À votre connaissance, dans quels cas l’infirmière libérale peut-elle être confrontée à des conflits d’intérêt ?

Depuis que nous sommes prescripteurs, nous sommes de plus en plus courtisés par certains laboratoires pharmaceutiques. Ils laissent régulièrement des échantillons au cabinet. Ils essaient aussi de participer à l’organisation de réunions. Il nous arrive d’en profiter. D’autant qu’ils disposent de budgets dédiés à la formation et l’information. Il faut reconnaître que, en ce qui concerne les produits strictement identiques d’un laboratoire à l’autre, ce genre d’attentions peut nous influencer. […] La question du conflit d’intérêt se pose aussi concernant les laboratoires d’analyse médicale. Pour ma part, j’y suis moins confronté. Toutefois, il me semble que ce problème se présente plutôt dans les cas où il n’y a plus de petits laboratoires de quartier. Sachant qu’un laboratoire a un tarif supérieur à celui de l’infirmier libéral, il peut lui rétrocéder un montant plus important que celui que l’infirmier aurait pu retirer en effectuant l’acte sans passer par le laboratoire.

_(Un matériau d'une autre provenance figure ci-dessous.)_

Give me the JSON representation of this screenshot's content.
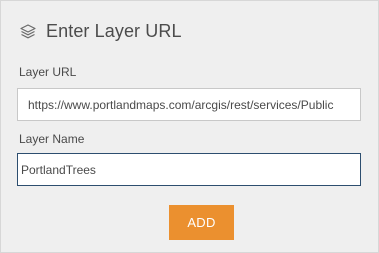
{
  "header": {
    "title": "Enter Layer URL",
    "icon": "layers-icon"
  },
  "layer_url": {
    "label": "Layer URL",
    "value": "https://www.portlandmaps.com/arcgis/rest/services/Public"
  },
  "layer_name": {
    "label": "Layer Name",
    "value": "PortlandTrees"
  },
  "actions": {
    "add_label": "ADD"
  },
  "colors": {
    "accent": "#eb902f",
    "focus_border": "#2d4e6f",
    "panel_bg": "#efefef"
  }
}
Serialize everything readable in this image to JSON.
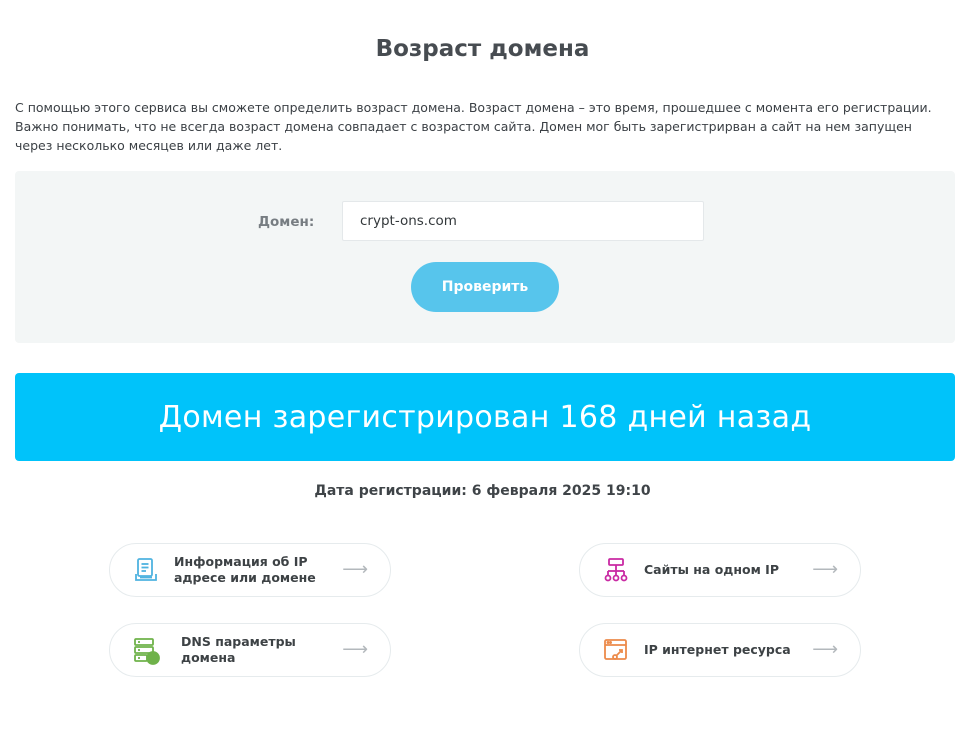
{
  "page": {
    "title": "Возраст домена",
    "description": "С помощью этого сервиса вы сможете определить возраст домена. Возраст домена – это время, прошедшее с момента его регистрации. Важно понимать, что не всегда возраст домена совпадает с возрастом сайта. Домен мог быть зарегистрирван а сайт на нем запущен через несколько месяцев или даже лет."
  },
  "form": {
    "domain_label": "Домен:",
    "domain_value": "crypt-ons.com",
    "submit_label": "Проверить"
  },
  "result": {
    "banner_text": "Домен зарегистрирован 168 дней назад",
    "registration_date": "Дата регистрации: 6 февраля 2025 19:10"
  },
  "links": [
    {
      "label": "Информация об IP адресе или домене",
      "icon": "document-info-icon",
      "color": "#4fb3e0"
    },
    {
      "label": "Сайты на одном IP",
      "icon": "sitemap-icon",
      "color": "#c92aa3"
    },
    {
      "label": "DNS параметры домена",
      "icon": "dns-server-icon",
      "color": "#6fb24a"
    },
    {
      "label": "IP интернет ресурса",
      "icon": "browser-link-icon",
      "color": "#ec8a4a"
    }
  ],
  "colors": {
    "accent": "#00c3fa",
    "button": "#57c5ec",
    "form_bg": "#f3f6f6"
  }
}
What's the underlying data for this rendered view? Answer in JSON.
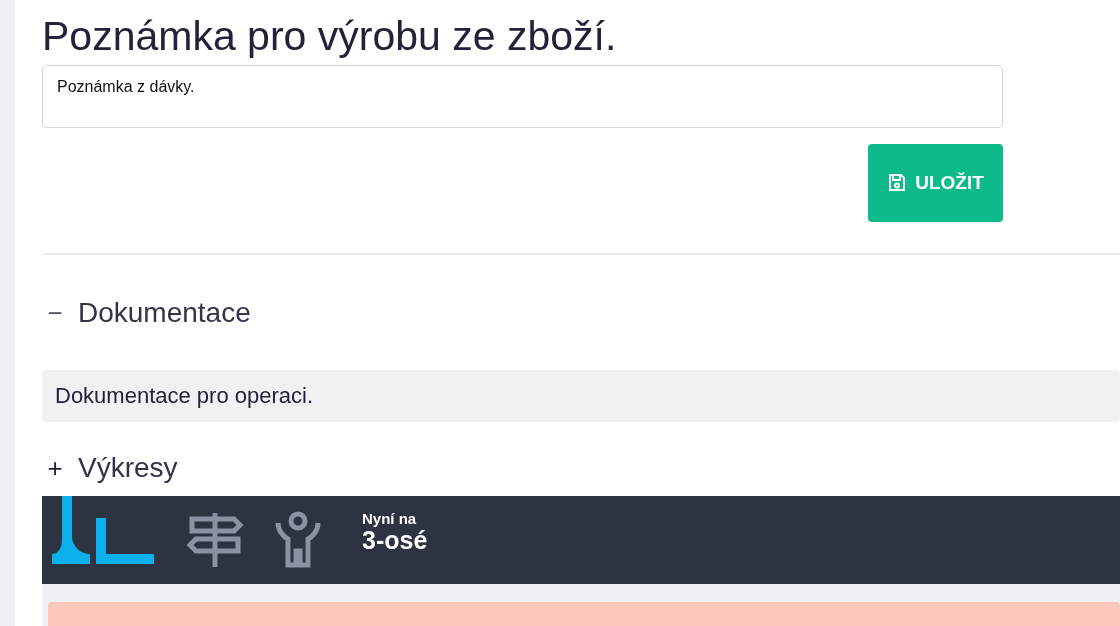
{
  "note_heading": "Poznámka pro výrobu ze zboží.",
  "note_field": {
    "value": "Poznámka z dávky."
  },
  "save_button": {
    "label": "ULOŽIT"
  },
  "sections": [
    {
      "toggle": "−",
      "title": "Dokumentace",
      "expanded": true,
      "content": "Dokumentace pro operaci."
    },
    {
      "toggle": "+",
      "title": "Výkresy",
      "expanded": false
    }
  ],
  "embedded_app": {
    "status_label": "Nyní na",
    "status_value": "3-osé"
  }
}
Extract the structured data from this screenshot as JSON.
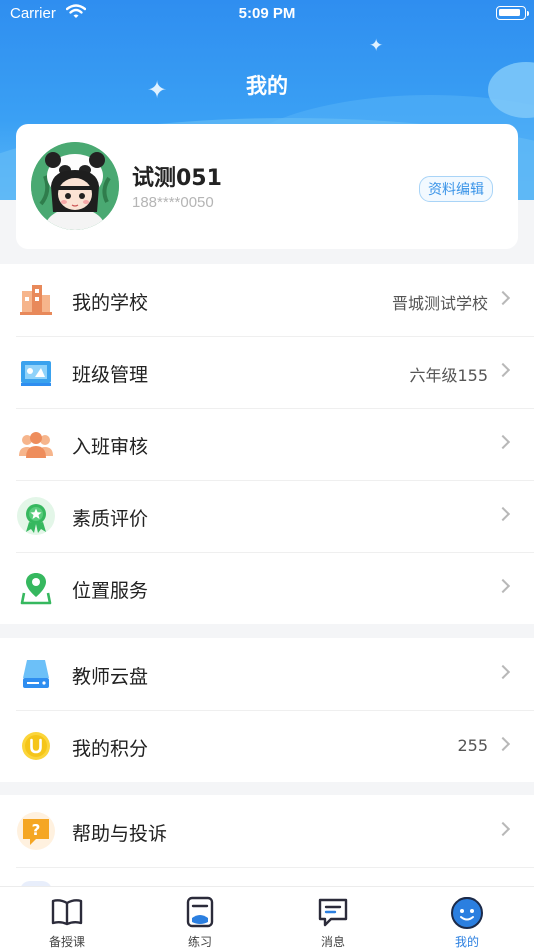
{
  "status_bar": {
    "carrier": "Carrier",
    "time": "5:09 PM"
  },
  "header": {
    "title": "我的"
  },
  "profile": {
    "name": "试测051",
    "phone": "188****0050",
    "edit_label": "资料编辑"
  },
  "menu_group_1": [
    {
      "label": "我的学校",
      "value": "晋城测试学校",
      "icon": "school-icon"
    },
    {
      "label": "班级管理",
      "value": "六年级155",
      "icon": "class-management-icon"
    },
    {
      "label": "入班审核",
      "value": "",
      "icon": "people-icon"
    },
    {
      "label": "素质评价",
      "value": "",
      "icon": "award-badge-icon"
    },
    {
      "label": "位置服务",
      "value": "",
      "icon": "location-pin-icon"
    }
  ],
  "menu_group_2": [
    {
      "label": "教师云盘",
      "value": "",
      "icon": "cloud-drive-icon"
    },
    {
      "label": "我的积分",
      "value": "255",
      "icon": "points-coin-icon"
    }
  ],
  "menu_group_3": [
    {
      "label": "帮助与投诉",
      "value": "",
      "icon": "help-chat-icon"
    }
  ],
  "tabbar": {
    "items": [
      {
        "label": "备授课",
        "icon": "book-icon"
      },
      {
        "label": "练习",
        "icon": "practice-icon"
      },
      {
        "label": "消息",
        "icon": "message-icon"
      },
      {
        "label": "我的",
        "icon": "profile-face-icon"
      }
    ],
    "active": "我的"
  },
  "colors": {
    "primary": "#2f8ef0",
    "accent_blue": "#2b7fe0",
    "background": "#f4f5f7"
  }
}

Quels sont les garde-fous ?

Il y a la loi du 4 mars 2002, dite loi Kouchner, qui préconise le libre choix du patient. Dès lors qu’un professionnel décide d’orienter son patient vers un autre professionnel de santé, il porte atteinte à cette liberté. Il y a aussi les conventions avec les laboratoires [prévues dans l’ordonnance du 13/01/10, ndlr]. Les contrats de collaboration sont en effet une bonne chose. Au Conseil de l’Ordre, nous nous battons pour que les infirmiers fassent ce genre de démarche. Cela protège autant l’infirmier que le laboratoire, dès lors que l’accord précise les responsabilités de chacun. Il est bien entendu important d’éviter toute aliénation vis-à-vis du laboratoire. Les CDOI vont d’ailleurs se doter de commissions qui pourront être saisies et seront chargées d’émettre un avis sur d’éventuelles clauses abusives.

Quelles en sont les limites ?

Le problème est surtout lié au regroupement de laboratoires. De grosses structures se montent en rachetant de plus petites. Elles ont davantage de moyens et peuvent avoir plus d’attraits…

* Ce texte prévoit des règles précises pour tout prélèvement effectué en cabinet. Il est question de la norme 15 189 qui impose des contraintes en termes d’environnement, de méthodologie de remplissage des tubes et de transport. Lire aussi pages 6-7.